3 Node cluster - Icons disappear - Can't change VM settings

Feb 24, 2022
87
5
13
40
Hi,

Once again, it seems that I messed up something in my config.
I had troubles in the past in getting instabilities with corosync/cluster config. One time I hade issues with a bad network cable and one time the ssh keys were out of sync.

This time the problem seems to be different.

I can ping all 3 nodes.
Web UI login works on node1 and node3.
On node 2 I get an error with
Code:
"Login failed. Please try again"

The strange thing is that the icons on the left tree menu are only shown for node1.
1700812350863.png
I had this before but the icons were always refreshed after seconds. This time it seems to stay.

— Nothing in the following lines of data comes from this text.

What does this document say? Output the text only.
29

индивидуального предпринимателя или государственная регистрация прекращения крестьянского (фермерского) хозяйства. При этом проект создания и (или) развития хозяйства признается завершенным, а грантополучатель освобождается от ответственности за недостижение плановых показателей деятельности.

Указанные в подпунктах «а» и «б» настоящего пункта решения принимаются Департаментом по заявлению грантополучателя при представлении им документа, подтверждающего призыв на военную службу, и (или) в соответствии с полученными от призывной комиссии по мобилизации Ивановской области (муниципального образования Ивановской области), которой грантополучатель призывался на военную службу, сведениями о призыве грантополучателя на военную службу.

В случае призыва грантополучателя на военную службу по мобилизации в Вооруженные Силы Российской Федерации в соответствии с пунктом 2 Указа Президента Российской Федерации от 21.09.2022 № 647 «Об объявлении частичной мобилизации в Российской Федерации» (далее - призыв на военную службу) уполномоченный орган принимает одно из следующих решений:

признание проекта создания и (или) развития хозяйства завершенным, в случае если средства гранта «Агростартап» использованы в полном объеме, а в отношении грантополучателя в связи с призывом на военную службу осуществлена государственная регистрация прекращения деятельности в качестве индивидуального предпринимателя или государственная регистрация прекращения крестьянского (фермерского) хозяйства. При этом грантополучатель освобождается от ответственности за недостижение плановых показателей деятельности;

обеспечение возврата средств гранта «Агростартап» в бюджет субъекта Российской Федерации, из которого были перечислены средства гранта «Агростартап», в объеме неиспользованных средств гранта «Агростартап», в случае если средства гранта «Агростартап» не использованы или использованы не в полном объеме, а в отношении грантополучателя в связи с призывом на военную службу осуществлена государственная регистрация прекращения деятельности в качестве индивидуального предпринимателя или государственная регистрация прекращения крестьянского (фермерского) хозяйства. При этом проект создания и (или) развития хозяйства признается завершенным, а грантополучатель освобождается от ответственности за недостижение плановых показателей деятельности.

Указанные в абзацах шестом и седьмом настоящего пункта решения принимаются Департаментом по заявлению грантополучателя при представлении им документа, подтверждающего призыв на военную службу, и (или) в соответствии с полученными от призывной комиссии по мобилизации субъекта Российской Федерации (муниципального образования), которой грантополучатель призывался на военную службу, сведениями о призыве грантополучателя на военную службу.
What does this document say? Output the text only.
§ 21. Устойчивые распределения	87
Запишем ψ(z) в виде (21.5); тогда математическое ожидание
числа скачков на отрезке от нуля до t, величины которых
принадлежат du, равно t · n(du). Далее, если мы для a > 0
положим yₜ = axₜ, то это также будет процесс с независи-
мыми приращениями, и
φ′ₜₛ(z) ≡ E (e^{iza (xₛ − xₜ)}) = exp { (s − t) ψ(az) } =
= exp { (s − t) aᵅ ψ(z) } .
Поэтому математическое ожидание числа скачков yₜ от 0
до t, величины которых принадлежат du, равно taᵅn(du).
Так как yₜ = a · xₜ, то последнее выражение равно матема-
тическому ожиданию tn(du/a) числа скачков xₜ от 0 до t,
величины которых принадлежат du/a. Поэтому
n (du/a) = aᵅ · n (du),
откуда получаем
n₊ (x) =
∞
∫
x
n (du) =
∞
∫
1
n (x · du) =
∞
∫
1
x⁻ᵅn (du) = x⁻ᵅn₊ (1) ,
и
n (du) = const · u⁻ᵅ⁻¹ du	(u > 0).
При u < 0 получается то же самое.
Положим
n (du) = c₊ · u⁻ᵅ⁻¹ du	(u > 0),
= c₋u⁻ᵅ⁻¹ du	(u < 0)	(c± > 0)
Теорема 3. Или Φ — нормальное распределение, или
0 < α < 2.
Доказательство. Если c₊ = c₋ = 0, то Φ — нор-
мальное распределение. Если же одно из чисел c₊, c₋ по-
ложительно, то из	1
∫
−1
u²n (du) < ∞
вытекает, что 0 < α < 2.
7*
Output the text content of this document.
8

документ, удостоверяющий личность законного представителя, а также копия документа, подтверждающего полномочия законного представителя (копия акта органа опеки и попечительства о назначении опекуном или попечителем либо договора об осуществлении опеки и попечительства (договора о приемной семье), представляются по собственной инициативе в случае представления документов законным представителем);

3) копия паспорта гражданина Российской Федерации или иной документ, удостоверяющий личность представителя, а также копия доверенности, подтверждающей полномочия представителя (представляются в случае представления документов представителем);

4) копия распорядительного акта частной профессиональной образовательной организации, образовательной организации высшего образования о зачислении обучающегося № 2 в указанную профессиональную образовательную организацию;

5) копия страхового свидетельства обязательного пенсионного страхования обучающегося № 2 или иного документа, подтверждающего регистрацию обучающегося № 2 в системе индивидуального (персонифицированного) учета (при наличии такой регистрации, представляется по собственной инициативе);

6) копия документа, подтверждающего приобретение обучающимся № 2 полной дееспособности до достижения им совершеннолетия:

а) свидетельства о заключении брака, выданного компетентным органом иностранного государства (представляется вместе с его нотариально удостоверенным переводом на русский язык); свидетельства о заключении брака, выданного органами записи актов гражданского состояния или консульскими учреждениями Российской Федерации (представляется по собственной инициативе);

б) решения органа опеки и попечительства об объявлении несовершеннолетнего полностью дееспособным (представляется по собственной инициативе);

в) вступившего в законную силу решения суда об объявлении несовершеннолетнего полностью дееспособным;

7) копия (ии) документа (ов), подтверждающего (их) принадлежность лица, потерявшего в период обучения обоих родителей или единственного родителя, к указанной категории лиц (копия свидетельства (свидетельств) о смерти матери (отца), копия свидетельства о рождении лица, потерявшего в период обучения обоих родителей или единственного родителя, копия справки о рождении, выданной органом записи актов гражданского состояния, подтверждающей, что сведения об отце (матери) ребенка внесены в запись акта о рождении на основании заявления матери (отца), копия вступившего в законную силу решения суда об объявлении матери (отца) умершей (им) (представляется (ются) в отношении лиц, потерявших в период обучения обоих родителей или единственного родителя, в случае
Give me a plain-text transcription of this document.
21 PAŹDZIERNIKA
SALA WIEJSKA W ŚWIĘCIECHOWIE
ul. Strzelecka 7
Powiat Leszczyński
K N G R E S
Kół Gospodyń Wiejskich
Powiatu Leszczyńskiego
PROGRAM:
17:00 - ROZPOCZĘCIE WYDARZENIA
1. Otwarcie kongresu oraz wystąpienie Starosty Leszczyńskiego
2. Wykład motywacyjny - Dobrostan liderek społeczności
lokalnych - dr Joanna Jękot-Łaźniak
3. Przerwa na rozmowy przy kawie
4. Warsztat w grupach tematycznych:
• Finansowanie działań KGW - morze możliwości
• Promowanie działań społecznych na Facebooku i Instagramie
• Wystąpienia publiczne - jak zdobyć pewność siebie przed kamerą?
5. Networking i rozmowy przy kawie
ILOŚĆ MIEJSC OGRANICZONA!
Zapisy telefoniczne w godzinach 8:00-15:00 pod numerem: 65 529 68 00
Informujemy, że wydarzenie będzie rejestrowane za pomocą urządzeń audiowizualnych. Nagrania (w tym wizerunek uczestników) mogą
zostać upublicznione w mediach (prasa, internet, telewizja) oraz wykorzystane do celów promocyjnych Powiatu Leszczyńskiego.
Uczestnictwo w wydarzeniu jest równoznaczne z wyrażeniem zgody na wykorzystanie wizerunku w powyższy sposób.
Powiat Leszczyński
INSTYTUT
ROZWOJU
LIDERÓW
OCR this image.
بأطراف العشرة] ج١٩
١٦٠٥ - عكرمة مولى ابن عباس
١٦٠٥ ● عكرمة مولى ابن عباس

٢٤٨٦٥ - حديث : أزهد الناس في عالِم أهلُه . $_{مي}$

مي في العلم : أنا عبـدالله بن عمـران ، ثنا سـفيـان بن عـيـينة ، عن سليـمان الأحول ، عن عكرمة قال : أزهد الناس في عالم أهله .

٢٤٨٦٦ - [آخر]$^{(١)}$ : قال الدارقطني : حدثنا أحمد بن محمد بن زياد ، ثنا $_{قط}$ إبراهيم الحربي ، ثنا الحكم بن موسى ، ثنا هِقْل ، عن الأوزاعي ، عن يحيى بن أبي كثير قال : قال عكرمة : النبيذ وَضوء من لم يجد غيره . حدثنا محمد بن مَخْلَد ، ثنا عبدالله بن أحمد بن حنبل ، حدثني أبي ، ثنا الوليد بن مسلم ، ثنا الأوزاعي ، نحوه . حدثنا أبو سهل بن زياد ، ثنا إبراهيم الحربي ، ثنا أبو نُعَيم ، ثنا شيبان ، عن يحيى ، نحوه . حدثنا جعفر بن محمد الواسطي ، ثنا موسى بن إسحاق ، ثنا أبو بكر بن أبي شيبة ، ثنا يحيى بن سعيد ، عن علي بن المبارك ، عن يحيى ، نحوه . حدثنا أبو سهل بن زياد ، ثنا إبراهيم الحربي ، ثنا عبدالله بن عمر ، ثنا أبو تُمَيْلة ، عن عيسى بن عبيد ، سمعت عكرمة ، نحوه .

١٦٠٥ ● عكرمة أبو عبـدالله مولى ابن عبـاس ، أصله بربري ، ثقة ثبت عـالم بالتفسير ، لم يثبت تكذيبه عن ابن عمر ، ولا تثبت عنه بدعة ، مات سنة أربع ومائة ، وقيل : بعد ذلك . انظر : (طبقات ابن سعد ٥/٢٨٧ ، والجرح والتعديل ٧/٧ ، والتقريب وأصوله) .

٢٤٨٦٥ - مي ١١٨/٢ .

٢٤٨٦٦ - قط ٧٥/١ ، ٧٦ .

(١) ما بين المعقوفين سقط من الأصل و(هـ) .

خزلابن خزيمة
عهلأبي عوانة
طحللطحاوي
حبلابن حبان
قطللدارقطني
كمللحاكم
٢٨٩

I can access to different views and settings of all nodes but on node 2 and node 3 I can't change anything from the gui.
1700812533024.png

I checked the /etc/corosync/corosync.conf and /etc/pve/corosync.conf.
Both look fine and the same.

Here my
pvecm status
Code:
Cluster information
-------------------
Name:             HomeCluster
Config Version:   13
Transport:        knet
Secure auth:      on


Quorum information
------------------
Date:             Fri Nov 24 08:57:02 2023
Quorum provider:  corosync_votequorum
Nodes:            3
Node ID:          0x00000001
Ring ID:          1.796
Quorate:          Yes


Votequorum information
----------------------
Expected votes:   3
Highest expected: 3
Total votes:      3
Quorum:           2
Flags:            Quorate


Membership information
----------------------
    Nodeid      Votes Name
0x00000001          1 10.1.254.254 (local)
0x00000002          1 10.1.254.253
0x00000003          1 10.1.254.251

Syslog shows nothing unusual, at least from my perspective.

Hope you can help.
Thanks.
 

Attachments

  • 1700812687545.png
    1700812687545.png
    22 KB · Views: 1
Hi,
please share the journal since boot for all 3 nodes. You can generate it on each node by running journalctl -b > "$(hostname)-journal.txt". What was done before the issues appeared? Please try to stop and restart the pvestad via sytemctl restart pvestatd.service on each node and see if this has an effect. Also, what is the output of pvesh get /cluster/resources for all 3 nodes.
 
Do you have multiple networks between the nodes? If so, try to see if you can ping them should you run into the same issue. It might be possible that the network for Corosync is still working, but the Mgmt network doesn't. In that case, access to the API would not work, which can look a lot like what you saw.
 
Hi Aaron,
Thank you again for your patience during training. xD (can recommend)

I was able to ping all nodes from each other.
In this case it is my home setup so no special networking. Just one NIC for each node and corosync and mgmt should run on the same network.

However, it works again and maybe it was just because of a networking hickup? Hard to say...

Before I was reinstalling node 2 because I wanted to switch from lvm to zfs. The reinstall and the rejoin of the newly set up node went well but then after some days the icons disappeared without making further changes to the setup.